Comments + whitespace
//line comment (newline-terminated)/* ... */block comment, non-nesting (single-pass scanner)- Whitespace is significant only as token separator
- Newlines are not statement terminators — semicolons are required between statements
The lexer never emits comment tokens; they are discarded inline. Doc-comment harvesting (for the LSP) happens at the parser layer by inspecting trivia stored alongside tokens.
Error recovery
The hand-written parser uses synchronization on ; and } boundaries to keep emitting Stmt::Error / Expr::Error placeholders so the LSP gets multiple diagnostics from one pass. The recovery strategy is:
- On parse error in a statement, consume tokens until the next
;or matching}is reached. - Emit
Stmt::Error { span }covering the swallowed range. - Resume parsing the next statement.

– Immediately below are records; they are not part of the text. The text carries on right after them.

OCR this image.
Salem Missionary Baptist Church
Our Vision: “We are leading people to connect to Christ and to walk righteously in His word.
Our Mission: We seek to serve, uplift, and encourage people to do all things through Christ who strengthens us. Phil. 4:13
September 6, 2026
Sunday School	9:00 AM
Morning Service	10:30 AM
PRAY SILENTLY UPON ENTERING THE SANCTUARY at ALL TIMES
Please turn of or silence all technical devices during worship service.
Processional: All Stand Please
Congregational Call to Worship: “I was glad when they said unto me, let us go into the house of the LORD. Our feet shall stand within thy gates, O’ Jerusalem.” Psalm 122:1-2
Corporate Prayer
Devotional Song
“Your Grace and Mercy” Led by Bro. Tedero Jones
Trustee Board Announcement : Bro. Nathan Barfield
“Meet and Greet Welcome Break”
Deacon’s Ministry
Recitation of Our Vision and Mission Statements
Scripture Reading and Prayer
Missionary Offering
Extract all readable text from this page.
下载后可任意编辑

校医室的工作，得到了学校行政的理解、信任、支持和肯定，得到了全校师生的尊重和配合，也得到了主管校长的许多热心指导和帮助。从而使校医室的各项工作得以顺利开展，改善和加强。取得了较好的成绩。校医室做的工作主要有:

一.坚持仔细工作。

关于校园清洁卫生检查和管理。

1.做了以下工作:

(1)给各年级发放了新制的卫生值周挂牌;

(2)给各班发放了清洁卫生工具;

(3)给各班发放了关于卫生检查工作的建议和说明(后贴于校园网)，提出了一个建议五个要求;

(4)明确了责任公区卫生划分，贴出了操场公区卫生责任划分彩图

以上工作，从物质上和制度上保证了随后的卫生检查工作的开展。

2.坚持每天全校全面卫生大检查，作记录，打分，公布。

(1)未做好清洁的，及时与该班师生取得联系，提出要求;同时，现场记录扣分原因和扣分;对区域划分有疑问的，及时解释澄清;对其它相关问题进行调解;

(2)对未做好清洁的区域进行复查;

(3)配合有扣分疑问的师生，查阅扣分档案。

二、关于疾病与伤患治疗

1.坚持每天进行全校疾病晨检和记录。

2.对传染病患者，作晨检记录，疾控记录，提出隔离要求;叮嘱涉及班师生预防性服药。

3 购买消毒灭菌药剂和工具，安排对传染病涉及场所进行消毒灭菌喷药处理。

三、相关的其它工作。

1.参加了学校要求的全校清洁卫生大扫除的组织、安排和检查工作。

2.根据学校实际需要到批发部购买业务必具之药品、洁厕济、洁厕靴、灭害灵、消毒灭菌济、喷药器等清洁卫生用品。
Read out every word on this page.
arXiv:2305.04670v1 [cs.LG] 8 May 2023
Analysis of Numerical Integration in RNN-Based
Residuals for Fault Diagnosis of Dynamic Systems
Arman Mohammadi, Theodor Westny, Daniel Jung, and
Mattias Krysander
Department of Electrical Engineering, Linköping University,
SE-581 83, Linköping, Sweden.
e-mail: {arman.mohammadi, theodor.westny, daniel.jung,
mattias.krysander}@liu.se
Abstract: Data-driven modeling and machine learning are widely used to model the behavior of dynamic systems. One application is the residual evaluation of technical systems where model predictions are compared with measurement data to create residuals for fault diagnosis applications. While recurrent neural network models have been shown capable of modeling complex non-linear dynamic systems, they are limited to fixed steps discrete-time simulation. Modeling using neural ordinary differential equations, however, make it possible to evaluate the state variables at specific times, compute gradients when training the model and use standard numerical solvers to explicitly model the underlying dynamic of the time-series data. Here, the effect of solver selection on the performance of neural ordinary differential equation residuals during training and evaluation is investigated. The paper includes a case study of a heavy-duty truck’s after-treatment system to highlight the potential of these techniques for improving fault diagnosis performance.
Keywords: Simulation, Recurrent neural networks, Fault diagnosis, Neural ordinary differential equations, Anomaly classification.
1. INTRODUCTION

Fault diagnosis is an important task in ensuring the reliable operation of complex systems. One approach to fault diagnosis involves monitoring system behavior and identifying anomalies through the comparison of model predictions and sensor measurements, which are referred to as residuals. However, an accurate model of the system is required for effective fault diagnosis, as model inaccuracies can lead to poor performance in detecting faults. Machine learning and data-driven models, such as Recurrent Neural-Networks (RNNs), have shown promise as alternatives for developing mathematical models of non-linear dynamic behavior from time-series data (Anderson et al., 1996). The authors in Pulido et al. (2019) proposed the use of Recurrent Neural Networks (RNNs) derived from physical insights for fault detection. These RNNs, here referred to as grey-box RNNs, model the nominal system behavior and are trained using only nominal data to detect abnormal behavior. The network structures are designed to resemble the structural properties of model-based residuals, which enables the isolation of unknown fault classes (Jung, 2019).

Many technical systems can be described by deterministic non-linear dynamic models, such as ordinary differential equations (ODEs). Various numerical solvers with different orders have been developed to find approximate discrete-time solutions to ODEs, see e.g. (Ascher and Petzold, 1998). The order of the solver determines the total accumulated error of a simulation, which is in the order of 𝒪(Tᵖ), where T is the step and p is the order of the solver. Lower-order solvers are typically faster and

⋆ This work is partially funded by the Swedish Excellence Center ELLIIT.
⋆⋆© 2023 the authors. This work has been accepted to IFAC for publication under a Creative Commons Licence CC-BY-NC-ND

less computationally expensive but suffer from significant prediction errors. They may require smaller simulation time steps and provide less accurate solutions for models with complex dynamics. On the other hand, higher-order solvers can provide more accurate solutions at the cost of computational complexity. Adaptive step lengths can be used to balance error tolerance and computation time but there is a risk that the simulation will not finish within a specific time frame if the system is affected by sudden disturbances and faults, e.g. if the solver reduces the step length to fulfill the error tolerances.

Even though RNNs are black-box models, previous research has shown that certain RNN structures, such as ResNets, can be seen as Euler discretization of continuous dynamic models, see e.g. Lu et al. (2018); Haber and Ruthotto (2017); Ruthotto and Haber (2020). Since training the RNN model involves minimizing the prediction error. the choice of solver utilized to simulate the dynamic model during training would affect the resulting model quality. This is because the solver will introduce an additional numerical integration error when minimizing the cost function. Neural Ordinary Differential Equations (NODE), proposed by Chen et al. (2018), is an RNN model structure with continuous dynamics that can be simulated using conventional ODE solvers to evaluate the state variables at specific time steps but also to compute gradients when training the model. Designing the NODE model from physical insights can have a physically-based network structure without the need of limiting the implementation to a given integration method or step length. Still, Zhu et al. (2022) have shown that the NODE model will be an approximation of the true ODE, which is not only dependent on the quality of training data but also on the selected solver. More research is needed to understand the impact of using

For expression errors inside a statement, the parser returns Expr::Error { id, span } and lets the statement-level recovery catch the rest. See crates/achronyme-parser/src/parser/core.rs for the synchronize() helper.
Source files
| Component | File |
|---|---|
| Lexer | crates/achronyme-parser/src/lexer.rs |
| Tokens | crates/achronyme-parser/src/token.rs |
| Parser core (Pratt) | crates/achronyme-parser/src/parser/core.rs |
| Expression parsing | crates/achronyme-parser/src/parser/exprs.rs |
| Statement parsing | crates/achronyme-parser/src/parser/stmts.rs |
| Precedence + dispatch tables | crates/achronyme-parser/src/parser/tables.rs |
See AST Reference for the data structure produced by the parser.